Наиболее удобным методом для исследования взаимодействий липид/пептид является метод 31P-ЯМР спектроскопии широких линий. Данный метод позволяет работать с бислойными мультиламеллярными липосомами, которые более адекватно моделирует биологическую мембрану. Показано, что форма линии 31P-ЯМР спектров мембран чувствительна к анизотропным движениям молекул фосфолипидов[2, 3], что позволяет следить за изменениями состояния модельной мембраны под воздействием пептида.

Для изучения рН-зависимости взаимодействия были проведены серии экспериментов при рН 4 и 7. Проанализировав полученные 31Р-ЯМР спектры с помощью разработанной нами программы P-FIT [4], были получены зависимости параметров, характеризующих состояние бислоя в зависимости от соотношения липид/пептид.
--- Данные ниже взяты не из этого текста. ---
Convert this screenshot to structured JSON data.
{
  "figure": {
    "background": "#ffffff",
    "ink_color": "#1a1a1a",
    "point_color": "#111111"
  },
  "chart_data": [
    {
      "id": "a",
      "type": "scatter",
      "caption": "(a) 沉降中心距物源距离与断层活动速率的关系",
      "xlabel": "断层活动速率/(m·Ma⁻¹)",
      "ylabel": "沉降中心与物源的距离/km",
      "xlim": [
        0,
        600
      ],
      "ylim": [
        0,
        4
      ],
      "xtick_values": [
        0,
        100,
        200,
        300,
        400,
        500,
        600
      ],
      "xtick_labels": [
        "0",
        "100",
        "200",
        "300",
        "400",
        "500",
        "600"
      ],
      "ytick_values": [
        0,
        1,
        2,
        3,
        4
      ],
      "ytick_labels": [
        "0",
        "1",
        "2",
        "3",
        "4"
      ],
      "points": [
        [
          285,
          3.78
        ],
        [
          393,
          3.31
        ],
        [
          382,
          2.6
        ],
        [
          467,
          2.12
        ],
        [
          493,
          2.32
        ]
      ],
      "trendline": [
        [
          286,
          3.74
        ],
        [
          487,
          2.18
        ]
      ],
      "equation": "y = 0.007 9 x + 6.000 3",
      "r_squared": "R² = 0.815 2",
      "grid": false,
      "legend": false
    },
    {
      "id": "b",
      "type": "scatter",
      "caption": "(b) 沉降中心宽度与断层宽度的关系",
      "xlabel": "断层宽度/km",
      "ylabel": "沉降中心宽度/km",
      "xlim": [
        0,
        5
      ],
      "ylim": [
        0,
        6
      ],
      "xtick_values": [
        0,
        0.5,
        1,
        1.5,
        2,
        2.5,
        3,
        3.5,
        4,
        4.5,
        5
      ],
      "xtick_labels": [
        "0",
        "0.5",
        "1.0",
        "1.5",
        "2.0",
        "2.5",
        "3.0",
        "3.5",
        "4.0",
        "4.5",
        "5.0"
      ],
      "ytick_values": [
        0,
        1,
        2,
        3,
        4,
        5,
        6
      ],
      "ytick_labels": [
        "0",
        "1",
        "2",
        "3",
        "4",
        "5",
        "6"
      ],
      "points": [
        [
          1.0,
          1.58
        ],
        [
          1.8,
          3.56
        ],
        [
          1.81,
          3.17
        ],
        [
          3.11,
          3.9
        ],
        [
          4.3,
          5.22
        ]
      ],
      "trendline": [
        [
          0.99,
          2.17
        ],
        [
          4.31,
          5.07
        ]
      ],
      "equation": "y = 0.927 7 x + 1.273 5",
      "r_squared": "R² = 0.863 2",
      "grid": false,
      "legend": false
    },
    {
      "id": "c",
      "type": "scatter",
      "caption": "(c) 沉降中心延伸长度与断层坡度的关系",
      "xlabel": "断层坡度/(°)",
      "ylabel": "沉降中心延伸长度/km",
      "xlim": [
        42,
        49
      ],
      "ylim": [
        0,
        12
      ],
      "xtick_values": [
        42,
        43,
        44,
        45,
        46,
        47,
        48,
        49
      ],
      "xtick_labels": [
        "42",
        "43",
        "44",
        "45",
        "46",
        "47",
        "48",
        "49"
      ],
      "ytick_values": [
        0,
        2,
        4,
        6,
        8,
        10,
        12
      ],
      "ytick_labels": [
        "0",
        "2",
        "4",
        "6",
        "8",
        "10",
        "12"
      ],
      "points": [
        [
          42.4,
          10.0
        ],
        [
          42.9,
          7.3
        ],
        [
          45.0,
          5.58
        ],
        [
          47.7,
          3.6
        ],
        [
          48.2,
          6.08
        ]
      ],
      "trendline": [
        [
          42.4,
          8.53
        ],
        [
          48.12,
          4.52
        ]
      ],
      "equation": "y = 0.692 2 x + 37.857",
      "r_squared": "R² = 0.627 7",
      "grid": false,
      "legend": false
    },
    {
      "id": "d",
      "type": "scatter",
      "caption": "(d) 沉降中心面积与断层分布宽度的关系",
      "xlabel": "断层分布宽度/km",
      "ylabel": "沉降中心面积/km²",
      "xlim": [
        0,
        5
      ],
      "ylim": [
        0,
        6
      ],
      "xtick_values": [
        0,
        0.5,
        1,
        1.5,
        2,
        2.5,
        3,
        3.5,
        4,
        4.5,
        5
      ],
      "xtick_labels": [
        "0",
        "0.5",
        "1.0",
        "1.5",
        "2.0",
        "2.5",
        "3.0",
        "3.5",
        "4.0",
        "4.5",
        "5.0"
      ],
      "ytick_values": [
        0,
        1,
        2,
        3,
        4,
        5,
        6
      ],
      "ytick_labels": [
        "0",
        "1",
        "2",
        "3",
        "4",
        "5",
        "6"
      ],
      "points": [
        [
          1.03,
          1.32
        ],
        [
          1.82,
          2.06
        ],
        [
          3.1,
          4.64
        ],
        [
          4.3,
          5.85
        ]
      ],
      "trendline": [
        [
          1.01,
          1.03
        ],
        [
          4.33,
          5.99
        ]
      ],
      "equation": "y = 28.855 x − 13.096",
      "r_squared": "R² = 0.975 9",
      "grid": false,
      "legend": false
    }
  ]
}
При рН 4 наблюдается значительное влияние пептида на состояние бислоя. Так, при последовательном добавлении пептида, начиная с соотношения липид/пептид 40:1 происходит формирование второй анизотропной составляющей. Данная составляющая характеризуется уменьшенным значением анизотропии химического сдвига а также уменьшенным значением степени деформации липосом магнитным полем спектрометра, что связано с уменьшением эластичности мембраны. При уменьшением соотношения липид/пептид от 40:1 до 15:1 происходит рост вклада этой составляющей от ~15% до ~50%. Также стоит отметить что начиная с соотношения липид/пептид 30:1 становится значительным вклад от изотропной составляющей, которая соответствует разрушенным липосомам. Величина этой составляющей растёт пропорционально количеству добавленного пептида и достигает значений 3-4%.

При рН 7 картина взаимодействия существенно иная: Во всём изученном диапазоне значений липид/пептид(от 50 до 15) не наблюдалось формирование дополнительных состояний модельного липидного бислоя. В то время как наблюдалось небольшое изменение параметров эластичности бислоя.

Таким образом, анализ влияния пептида на бислои ДОФГ при выбранных значениях рН подтверждает предположение о существенной роли ионогенного сотояния состояния остатка Glu11 во взаимодействии пептида слияния этого типа с липидным бислоем.

Благодарность:

Выражаем признательность РФФИ за финансовую поддержку, грант № 02-48882.

СПИСОК ЛИТЕРАТУРЫ

  1. Dubovskii, P.V., Li, H., Takahashi, S., Arseniev, A.S., and Akasaka, K.Protein Sci., 2000 V. 9, P. 786-798.
  2. Seelig J. Biochim. Biophys. Acta. 1978. V. 515. P. 105-140.
  3. Brumm T., Mops A., Dolainsky C., Bruckner S., Bayerl T.M. Biophys. J. 1992. V. 61. P. 1018-1024.
  4. Dubovskii P.V., Lesovoy D.M., Dubinnyi M.A., Utkin Y.N., Arseniev A.S. // Eur. J. Biochem. 2003. V. 270. P. 2038-2046.